“Jacqueline Kennedy: In Her Own Words” on ABC News tonight.
Jacqueline Kennedy’s interviews. About Martin Luther King, Charles de Gaulle, Indira Ghandi and more.
ABC News’ Diane Sawyer will host a prime-time, two-hour special based on the tapes Tuesday, September 13, featuring exclusive, never-before-heard extended audio of Jacqueline Kennedy’s oral history, rare photographs, plus an exclusive interview with Caroline Kennedy.
The audio and transcripts of the interviews, conducted by friend and longtime JFK aide, historian Arthur M. Schlesinger Jr., are being released in book form this month in “Jacqueline Kennedy: Historic Conversations on Life with John F. Kennedy.”

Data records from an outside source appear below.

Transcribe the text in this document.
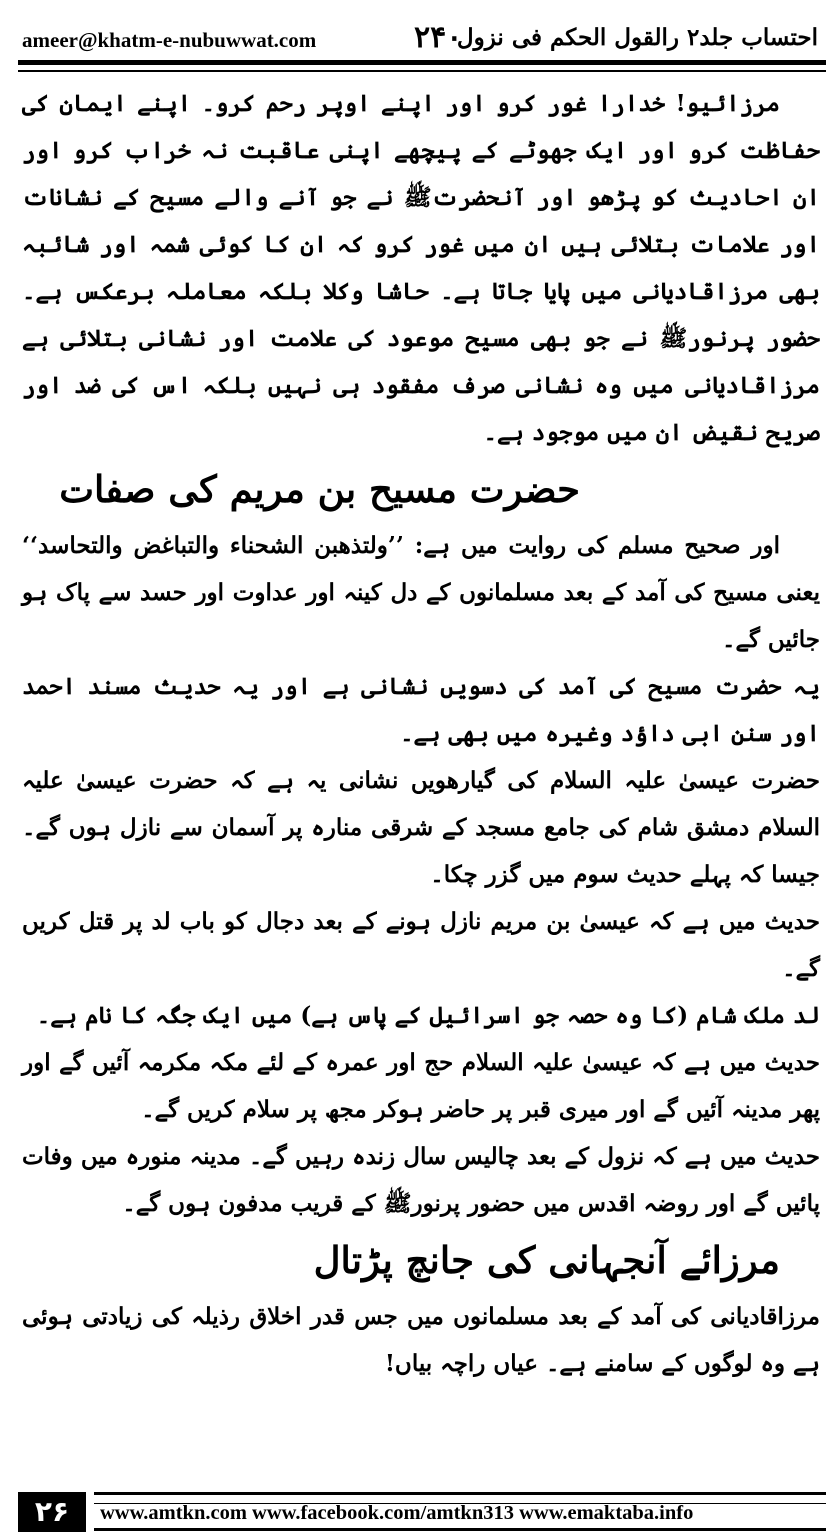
ameer@khatm-e-nubuwwat.com	۲۴۰
احتساب جلد۲ رالقول الحکم فی نزول

مرزائیو! خدارا غور کرو اور اپنے اوپر رحم کرو۔ اپنے ایمان کی حفاظت کرو اور ایک جھوٹے کے پیچھے اپنی عاقبت نہ خراب کرو اور ان احادیث کو پڑھو اور آنحضرتﷺ نے جو آنے والے مسیح کے نشانات اور علامات بتلائی ہیں ان میں غور کرو کہ ان کا کوئی شمہ اور شائبہ بھی مرزاقادیانی میں پایا جاتا ہے۔ حاشا وکلا بلکہ معاملہ برعکس ہے۔ حضور پرنورﷺ نے جو بھی مسیح موعود کی علامت اور نشانی بتلائی ہے مرزاقادیانی میں وہ نشانی صرف مفقود ہی نہیں بلکہ اس کی ضد اور صریح نقیض ان میں موجود ہے۔

حضرت مسیح بن مریم کی صفات

اور صحیح مسلم کی روایت میں ہے: ’’ولتذهبن الشحناء والتباغض والتحاسد‘‘ یعنی مسیح کی آمد کے بعد مسلمانوں کے دل کینہ اور عداوت اور حسد سے پاک ہو جائیں گے۔

یہ حضرت مسیح کی آمد کی دسویں نشانی ہے اور یہ حدیث مسند احمد اور سنن ابی داؤد وغیرہ میں بھی ہے۔

حضرت عیسیٰ علیہ السلام کی گیارھویں نشانی یہ ہے کہ حضرت عیسیٰ علیہ السلام دمشق شام کی جامع مسجد کے شرقی منارہ پر آسمان سے نازل ہوں گے۔ جیسا کہ پہلے حدیث سوم میں گزر چکا۔

حدیث میں ہے کہ عیسیٰ بن مریم نازل ہونے کے بعد دجال کو باب لد پر قتل کریں گے۔

لد ملک شام (کا وہ حصہ جو اسرائیل کے پاس ہے) میں ایک جگہ کا نام ہے۔

حدیث میں ہے کہ عیسیٰ علیہ السلام حج اور عمرہ کے لئے مکہ مکرمہ آئیں گے اور پھر مدینہ آئیں گے اور میری قبر پر حاضر ہوکر مجھ پر سلام کریں گے۔

حدیث میں ہے کہ نزول کے بعد چالیس سال زندہ رہیں گے۔ مدینہ منورہ میں وفات پائیں گے اور روضہ اقدس میں حضور پرنورﷺ کے قریب مدفون ہوں گے۔

مرزائے آنجہانی کی جانچ پڑتال

مرزاقادیانی کی آمد کے بعد مسلمانوں میں جس قدر اخلاق رذیلہ کی زیادتی ہوئی ہے وہ لوگوں کے سامنے ہے۔ عیاں راچہ بیاں!

۲۶	www.amtkn.com www.facebook.com/amtkn313 www.emaktaba.info
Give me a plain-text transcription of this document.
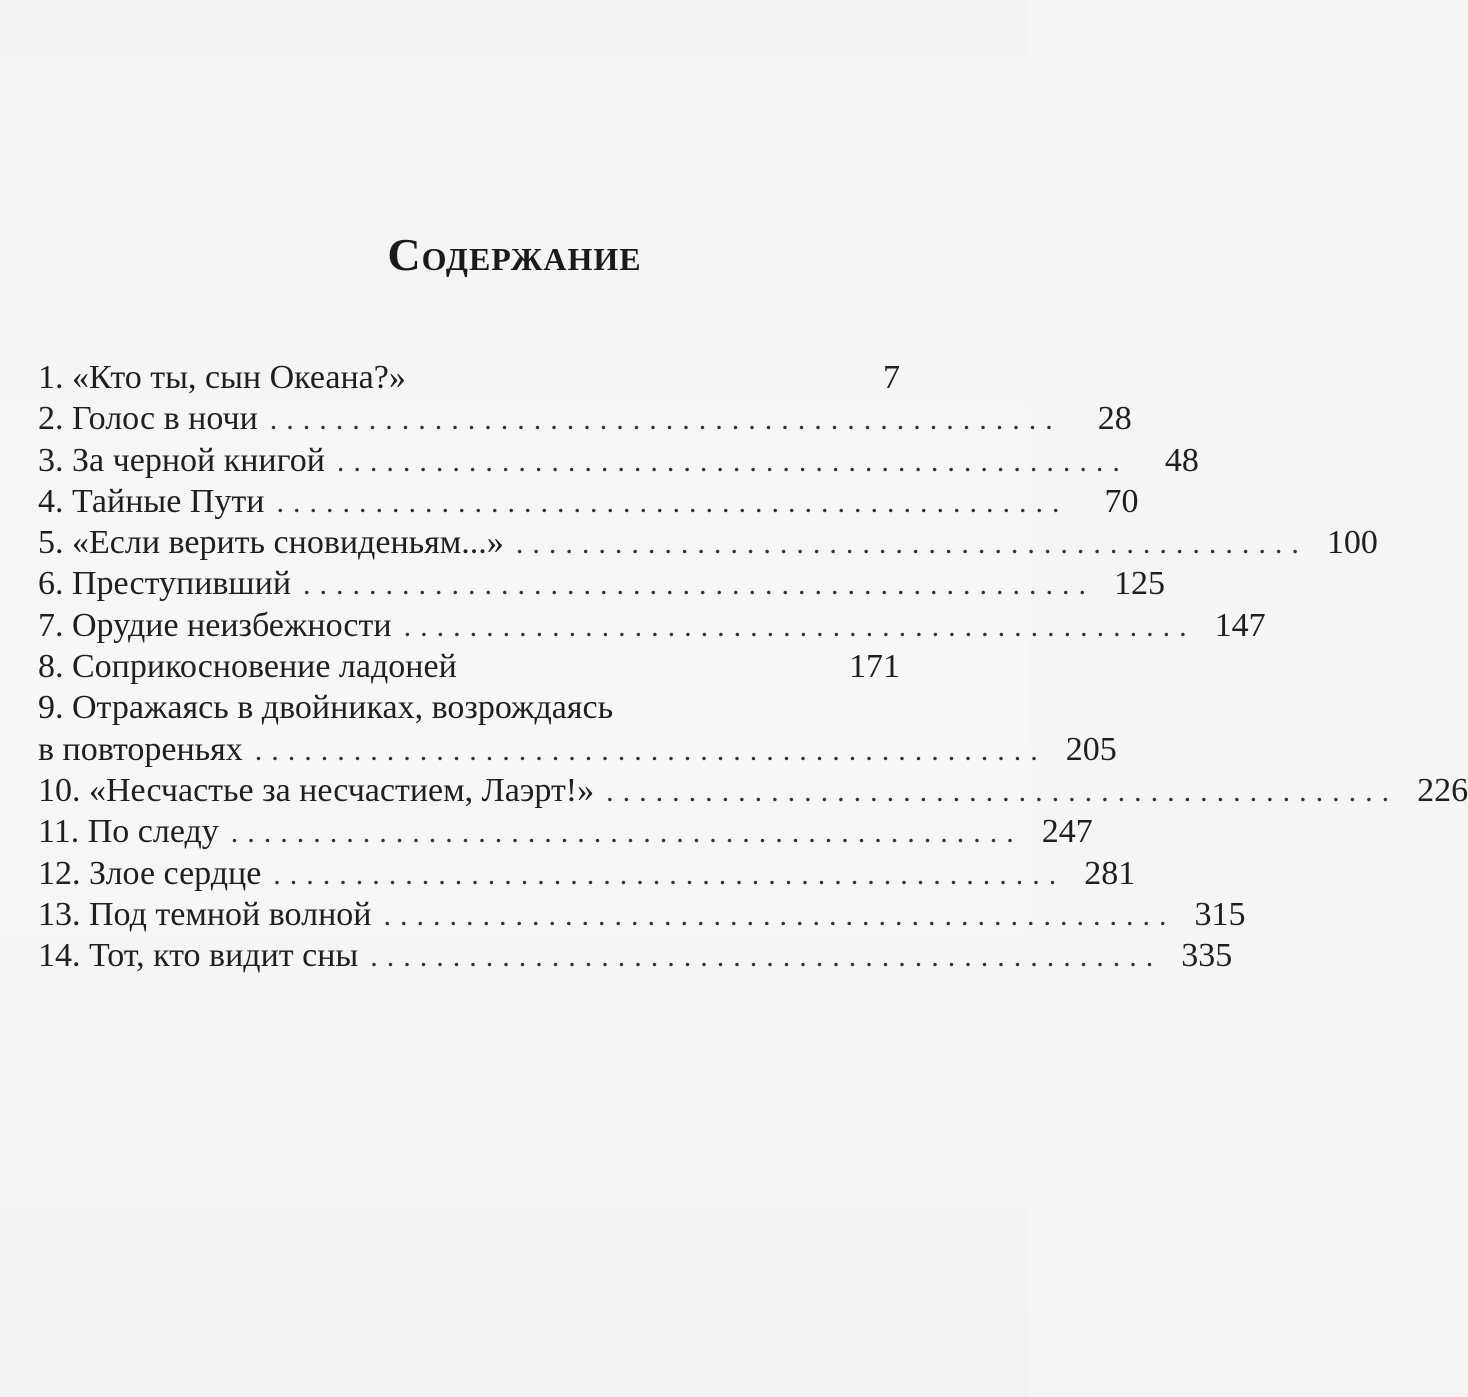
Содержание
1. «Кто ты, сын Океана?»	7
2. Голос в ночи ................................................	28
3. За черной книгой ................................................	48
4. Тайные Пути ................................................	70
5. «Если верить сновиденьям...» ................................................ 100
6. Преступивший ................................................ 125
7. Орудие неизбежности ................................................ 147
8. Соприкосновение ладоней	171
9. Отражаясь в двойниках, возрождаясь
в повтореньях ................................................ 205
10. «Несчастье за несчастием, Лаэрт!» ................................................ 226
11. По следу ................................................ 247
12. Злое сердце ................................................ 281
13. Под темной волной ................................................ 315
14. Тот, кто видит сны ................................................ 335
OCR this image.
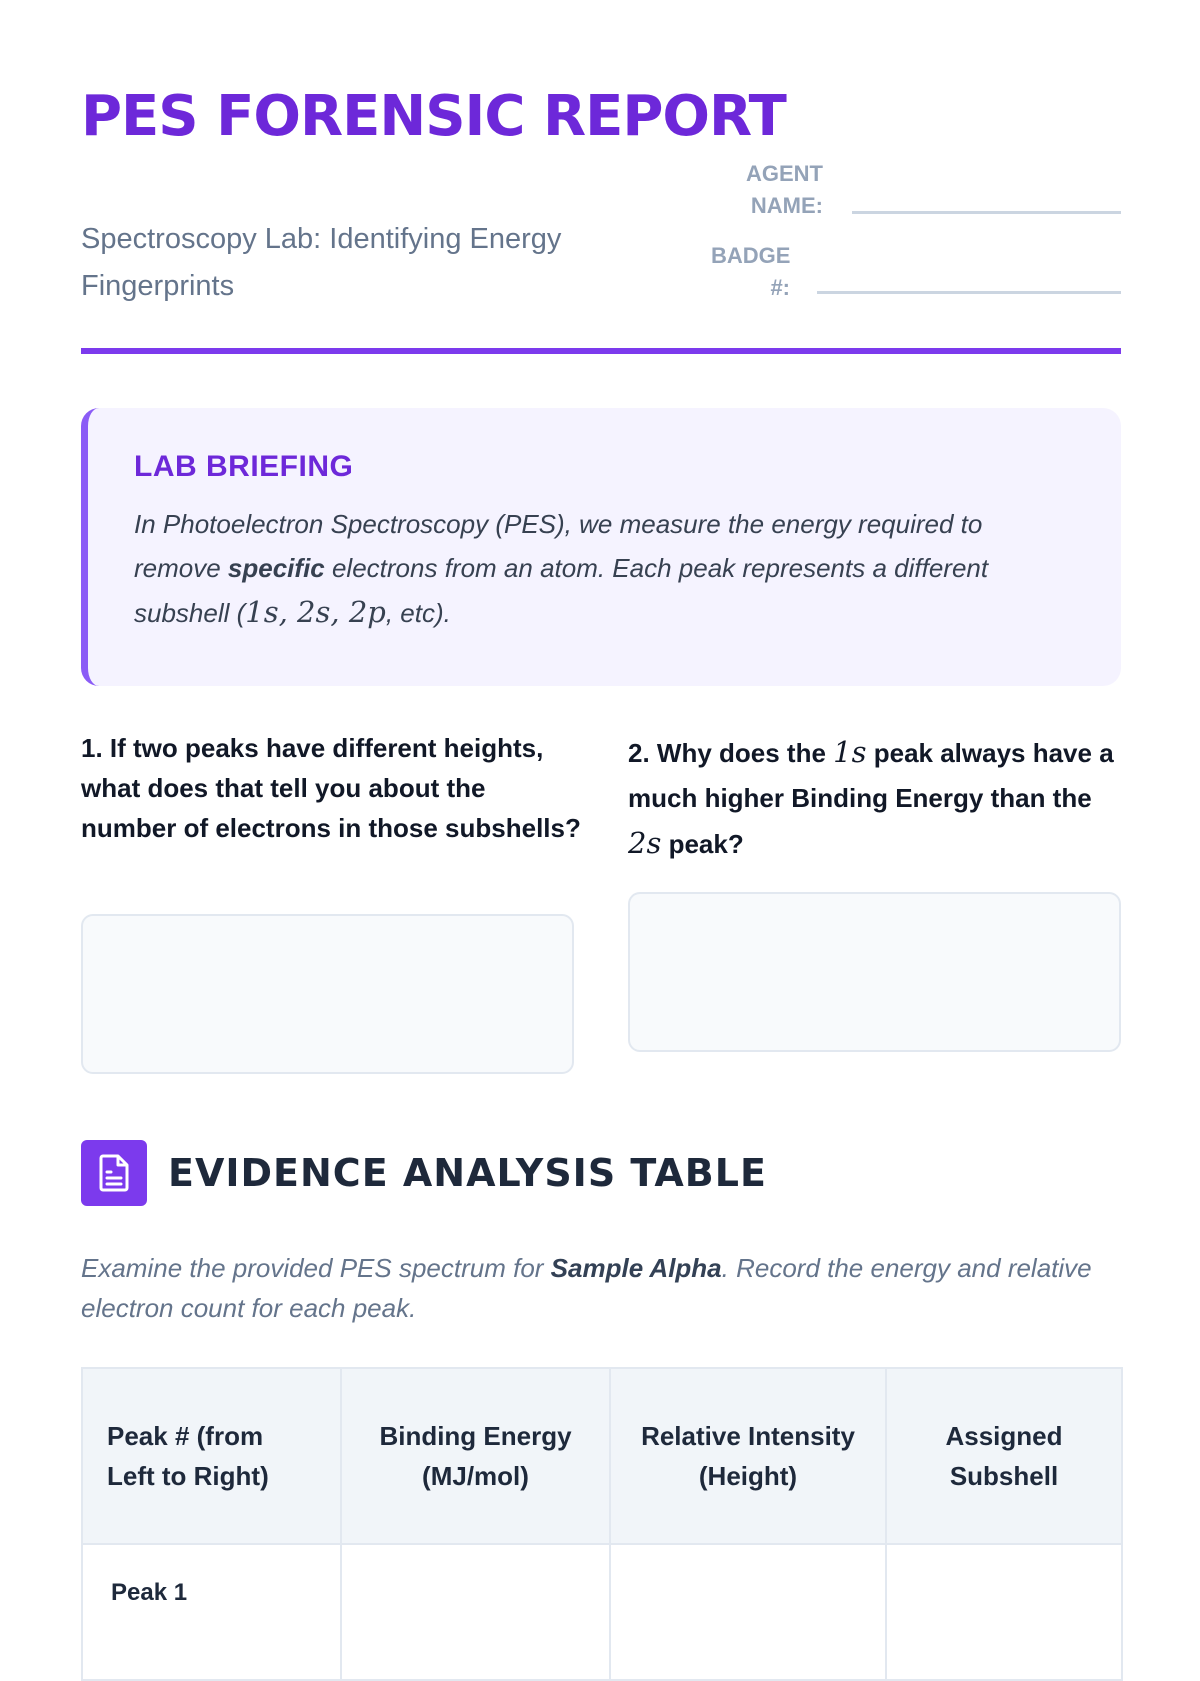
PES FORENSIC REPORT

Spectroscopy Lab: Identifying Energy Fingerprints

AGENT NAME:
BADGE #:
LAB BRIEFING

In Photoelectron Spectroscopy (PES), we measure the energy required to remove specific electrons from an atom. Each peak represents a different subshell (1s, 2s, 2p, etc).

1. If two peaks have different heights, what does that tell you about the number of electrons in those subshells?

2. Why does the 1s peak always have a much higher Binding Energy than the 2s peak?

EVIDENCE ANALYSIS TABLE

Examine the provided PES spectrum for Sample Alpha. Record the energy and relative electron count for each peak.

Peak # (from Left to Right)	Binding Energy (MJ/mol)	Relative Intensity (Height)	Assigned Subshell
Peak 1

JFK’s brief presidency, ended with an assassin’s bullet in November 1963, still has an enormous influence on many today, not just for its actual policies and actions but also for the notion of “Camelot,” a mythologized, golden moment in American politics full of hope, promise and high style.
And no one knew “Camelot” better than First Lady Jacqueline Kennedy (later Onassis).
Tuesday at 9 p.m. Eastern/Pacific time, ABC News airs ”Jacqueline Kennedy: In Her Own Words” in a two-hour special reported by Diane Sawyer.
By Jackie Kennedy’s request, the never-heard recordings were kept under seal until after her death in 1994, but the Kennedy Library in Boston has held them back until this month.
According to some reports the tapes were not to be released until 50 years after the former first lady’s death. But daughter Caroline Kennedy Schlossberg, the last surviving child of John F. Kennedy and the de facto protector of the family legacy who had her own brief unsuccessful flirtation with politics, decided to release them early.
ABC News disputed reports of sexual content in the recordings, but they do reveal candid insights into Jacqueline Kennedy’s feelings and thoughts about Lyndon Johnson, the Vietnam War and the Reverend Martin Luther King Jr.
Among other stories, it is reported that Jackie Kennedy believed JFK was skeptical of success in Vietnam.
On his appointing Republican Henry Cabot Lodge as US ambassador to Vietnam, Jacqueline Kennedy says:
“I think he probably did it … rather thinking it might be such a brilliant thing to do because Vietnam was rather hopeless anyway, and put a Republican there.”
Believing FBI Director J. Edgar Hoover’s report that his agency’s wiretaps revealed Martin Luther King Jr. tried to arrange a sex party while in the nation’s capital for the historic March on Washington in August 1963, Jackie Kennedy says:
“I just can’t see a picture of Martin Luther King without thinking, you know, that man’s terrible.”
Those original surveillance tapes of Martin Luther King Jr. remain sealed by court order until 2027.
According to ABC News, Jacqueline Kennedy also recalls a scene in which historian David Donald in 1962 spoke to JFK and some of his friends and aides about Abraham Lincoln’s presidency.
Jacqueline Kennedy reports her husband’s reaction, saying,
“<<Do you think>> – it’s the one thing that was on his mind – <<would Lincoln have been as great a president if he’d lived?>>. And Donald, really by going round and round, had agreed with him that Lincoln, you know, it was better – was better for Lincoln that he died when he did.”